Prayer Is for Sinners
“Lord, teach us to pray.” (Luke 11:1)
God answers the prayers of sinners, not perfect people. And you can become perfectly paralyzed in your praying if you do not focus on the cross and realize this.
I could show it from numerous Old Testament texts where God hears the cry of his sinful people, whose very sins had gotten them into the trouble from which they are crying for deliverance (for example, Psalm 38:4, 15; 40:12–13; 107:11–13). But let me show it from Luke 11 — in two ways:
In this version of the Lord’s Prayer (Luke 11:2–4), Jesus says, “When you pray, say . . . ” and then in verse 4 he includes this petition, “and forgive us our sins.” So, if you connect the beginning of the prayer with the middle, what he says is, “Whenever you pray, say . . . forgive us our sins.”
I take this to mean that this should be as much a part of all our praying as, “Hallowed be your name.” Which means that Jesus assumes that we need to seek forgiveness virtually every time we pray.
In other words, we are always sinners.

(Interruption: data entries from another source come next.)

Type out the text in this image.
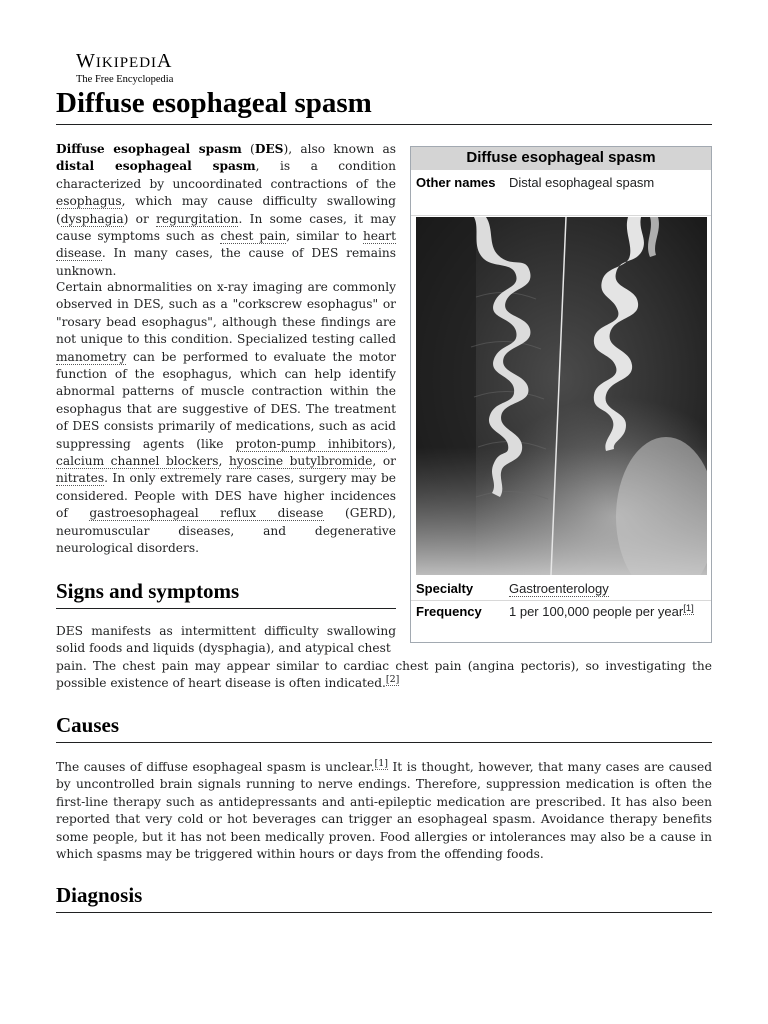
WIKIPEDIA
The Free Encyclopedia
Diffuse esophageal spasm

Diffuse esophageal spasm (DES), also known as distal esophageal spasm, is a condition characterized by uncoordinated contractions of the esophagus, which may cause difficulty swallowing (dysphagia) or regurgitation. In some cases, it may cause symptoms such as chest pain, similar to heart disease. In many cases, the cause of DES remains unknown.

Certain abnormalities on x-ray imaging are commonly observed in DES, such as a "corkscrew esophagus" or "rosary bead esophagus", although these findings are not unique to this condition. Specialized testing called manometry can be performed to evaluate the motor function of the esophagus, which can help identify abnormal patterns of muscle contraction within the esophagus that are suggestive of DES. The treatment of DES consists primarily of medications, such as acid suppressing agents (like proton-pump inhibitors), calcium channel blockers, hyoscine butylbromide, or nitrates. In only extremely rare cases, surgery may be considered. People with DES have higher incidences of gastroesophageal reflux disease (GERD), neuromuscular diseases, and degenerative neurological disorders.

Signs and symptoms

DES manifests as intermittent difficulty swallowing solid foods and liquids (dysphagia), and atypical chest

pain. The chest pain may appear similar to cardiac chest pain (angina pectoris), so investigating the possible existence of heart disease is often indicated.[2]

Causes

The causes of diffuse esophageal spasm is unclear.[1] It is thought, however, that many cases are caused by uncontrolled brain signals running to nerve endings. Therefore, suppression medication is often the first-line therapy such as antidepressants and anti-epileptic medication are prescribed. It has also been reported that very cold or hot beverages can trigger an esophageal spasm. Avoidance therapy benefits some people, but it has not been medically proven. Food allergies or intolerances may also be a cause in which spasms may be triggered within hours or days from the offending foods.

Diagnosis
Diffuse esophageal spasm
Other names Distal esophageal spasm
Specialty	Gastroenterology
Frequency 1 per 100,000 people per year[1]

Nothing we do is perfect. As Martin Luther said, on his deathbed, “We are beggars. This is true.” Even if we have achieved some measure of obedience before we pray, we always come to the Lord as sinners — all of us. And God does not turn away the prayers of sinners when they pray like this.

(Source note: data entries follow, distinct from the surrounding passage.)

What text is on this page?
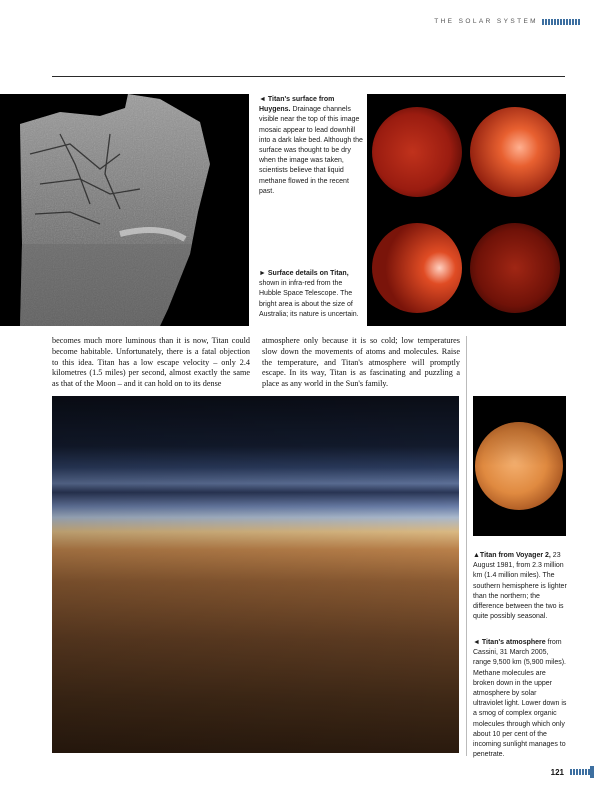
THE SOLAR SYSTEM
◄ Titan's surface from Huygens. Drainage channels visible near the top of this image mosaic appear to lead downhill into a dark lake bed. Although the surface was thought to be dry when the image was taken, scientists believe that liquid methane flowed in the recent past.
► Surface details on Titan, shown in infra-red from the Hubble Space Telescope. The bright area is about the size of Australia; its nature is uncertain.
becomes much more luminous than it is now, Titan could become habitable. Unfortunately, there is a fatal objection to this idea. Titan has a low escape velocity – only 2.4 kilometres (1.5 miles) per second, almost exactly the same as that of the Moon – and it can hold on to its dense
atmosphere only because it is so cold; low temperatures slow down the movements of atoms and molecules. Raise the temperature, and Titan's atmosphere will promptly escape. In its way, Titan is as fascinating and puzzling a place as any world in the Sun's family.
▲Titan from Voyager 2, 23 August 1981, from 2.3 million km (1.4 million miles). The southern hemisphere is lighter than the northern; the difference between the two is quite possibly seasonal.
◄ Titan's atmosphere from Cassini, 31 March 2005, range 9,500 km (5,900 miles). Methane molecules are broken down in the upper atmosphere by solar ultraviolet light. Lower down is a smog of complex organic molecules through which only about 10 per cent of the incoming sunlight manages to penetrate.
121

The second place we can see this is in Luke 11:13: “If you then, who are evil, know how to give good gifts to your children, how much more will the heavenly Father give the Holy Spirit to those who ask him!”
Jesus calls his disciples “evil.” Pretty strong language. And he did not mean that they were out of fellowship with him. He did not mean that their prayers could not be answered.

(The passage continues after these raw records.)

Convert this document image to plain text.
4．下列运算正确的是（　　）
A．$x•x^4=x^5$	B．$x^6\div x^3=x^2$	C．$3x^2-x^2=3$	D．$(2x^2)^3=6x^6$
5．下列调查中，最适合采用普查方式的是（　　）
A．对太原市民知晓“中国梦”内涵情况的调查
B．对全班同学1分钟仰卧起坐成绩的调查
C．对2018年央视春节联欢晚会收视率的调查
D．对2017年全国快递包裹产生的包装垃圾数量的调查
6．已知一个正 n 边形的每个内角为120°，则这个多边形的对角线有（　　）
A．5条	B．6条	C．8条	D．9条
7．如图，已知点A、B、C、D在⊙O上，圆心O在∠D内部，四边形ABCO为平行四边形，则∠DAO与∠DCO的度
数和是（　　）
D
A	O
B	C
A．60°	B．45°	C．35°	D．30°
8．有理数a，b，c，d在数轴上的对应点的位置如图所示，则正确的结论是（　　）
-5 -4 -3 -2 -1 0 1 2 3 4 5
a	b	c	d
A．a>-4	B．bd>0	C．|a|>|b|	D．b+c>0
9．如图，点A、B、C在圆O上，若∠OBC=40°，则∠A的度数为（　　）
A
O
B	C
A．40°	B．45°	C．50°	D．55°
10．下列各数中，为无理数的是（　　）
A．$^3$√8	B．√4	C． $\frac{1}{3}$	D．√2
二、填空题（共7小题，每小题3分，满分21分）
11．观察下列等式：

He meant that as long as this fallen age lasts, even his own disciples will have an evil bent that pollutes everything they do, but doesn’t keep them from doing much good as they rely on his grace and power.
We are simultaneously evil and redeemed. We are gradually overcoming our evil by the power of the Holy Spirit. But our native corruption is not obliterated by conversion.
We are sinners and we are beggars. And if we recognize this sin, renounce it, fight it, and cling to the cross of Christ as our hope, then God will hear us and answer our prayers.